In a move backed by the Australian Counselling Association, the Liberal Nationals introduced a Private Member’s Bill to Victorian Parliament this week that sought to unlock 2000 specialists for the mental health workforce by recognising registered counsellors as mental health practitioners.
But Labor MPs joined with the Greens and independent crossbenchers Fiona Patten from the Reason Party and Andy Meddick from Animal Justice Party to stop the simple change of including counsellors in the definition of a ‘mental health practitioner’ under the Mental Health Act.
In an offensive spray directed at Victorian counsellors, Labor MP Sonja Terpstra suggested counsellors didn’t fit the bill of “appropriately and suitably qualified people – people who are actually fit to practise with children”.
However, a key element of the proposed amendment was that counsellors must be registered with the Australian Counsellors Association or the Pyschotherapy and Counselling Foundation of Australia.
Labor MPs also sought to block the Bill in the Legislative Assembly last month, with the support of ex-Reason Coalition member Ali Cupper.
The call for additional counsellors comes after the Liberal Nationals called on the Andrews Labor Government to make an extra 2000 trainee psychologists available to better support Victorian children.
Recent reports have highlighted worsening mental health outcomes in young people as a result of the COVID pandemic.
Kids Helpline says calls to the service skyrocketed in the most recent lockdowns, while data also shows a shocking increase in youth presentations to emergency departments as a result of self-harm and suicidal thoughts.

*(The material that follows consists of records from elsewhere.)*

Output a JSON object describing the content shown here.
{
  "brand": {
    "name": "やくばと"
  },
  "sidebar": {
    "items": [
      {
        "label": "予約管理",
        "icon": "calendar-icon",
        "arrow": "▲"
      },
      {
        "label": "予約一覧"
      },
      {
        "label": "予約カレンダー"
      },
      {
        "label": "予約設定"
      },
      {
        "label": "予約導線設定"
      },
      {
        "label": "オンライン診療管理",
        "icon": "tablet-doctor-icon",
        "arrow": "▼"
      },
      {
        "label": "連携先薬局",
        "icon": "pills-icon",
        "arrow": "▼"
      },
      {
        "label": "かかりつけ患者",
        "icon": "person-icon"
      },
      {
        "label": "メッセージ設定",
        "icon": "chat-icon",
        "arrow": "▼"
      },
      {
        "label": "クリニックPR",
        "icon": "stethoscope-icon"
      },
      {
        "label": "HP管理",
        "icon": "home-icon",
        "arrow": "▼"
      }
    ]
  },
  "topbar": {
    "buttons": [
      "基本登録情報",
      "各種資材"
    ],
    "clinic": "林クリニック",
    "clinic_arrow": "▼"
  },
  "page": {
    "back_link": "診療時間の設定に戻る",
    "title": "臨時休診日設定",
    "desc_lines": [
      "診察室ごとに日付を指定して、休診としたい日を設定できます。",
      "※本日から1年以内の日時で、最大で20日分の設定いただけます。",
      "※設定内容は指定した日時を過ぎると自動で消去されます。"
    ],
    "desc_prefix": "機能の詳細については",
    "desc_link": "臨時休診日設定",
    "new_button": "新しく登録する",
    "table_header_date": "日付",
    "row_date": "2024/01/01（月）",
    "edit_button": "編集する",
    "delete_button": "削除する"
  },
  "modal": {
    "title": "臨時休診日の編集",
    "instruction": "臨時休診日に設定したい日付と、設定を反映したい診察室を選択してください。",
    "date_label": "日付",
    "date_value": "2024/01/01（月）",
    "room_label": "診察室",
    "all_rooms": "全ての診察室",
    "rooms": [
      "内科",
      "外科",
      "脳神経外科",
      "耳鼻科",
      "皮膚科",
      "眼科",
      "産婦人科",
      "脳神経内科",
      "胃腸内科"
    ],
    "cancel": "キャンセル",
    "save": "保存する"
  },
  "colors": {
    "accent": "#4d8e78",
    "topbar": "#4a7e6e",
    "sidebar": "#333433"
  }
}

Comment attributable to Shadow Minister for Mental Health Emma Kealy
“Our kids deserve the very best start in life and a genuine opportunity for support to come back from the disruption, isolation and uncertainty of the past 18 months.”
“Getting students’ mental wellbeing back on track is crucial as they return to the classroom, but simply funding mental health practitioners doesn’t go far enough – the workforce also needs to be equipped with enough specialists to meet demand.
“Labor MPs don’t seem to realise that if there’s not enough specialists to meet demand, we’ll miss a crucial opportunity to identify kids who are struggling and need help.”
Comments attributable to Shadow Health Minister Georgie Crozier
“After 18 months in lockdown, Victorian kids are suffering with mental health concerns. We need to ensure all Victorians get the support they need as soon as possible.”
“Despite all the talk on mental health, the Andrews Government’s actions today show they are willing to put politics ahead of Victorian children.”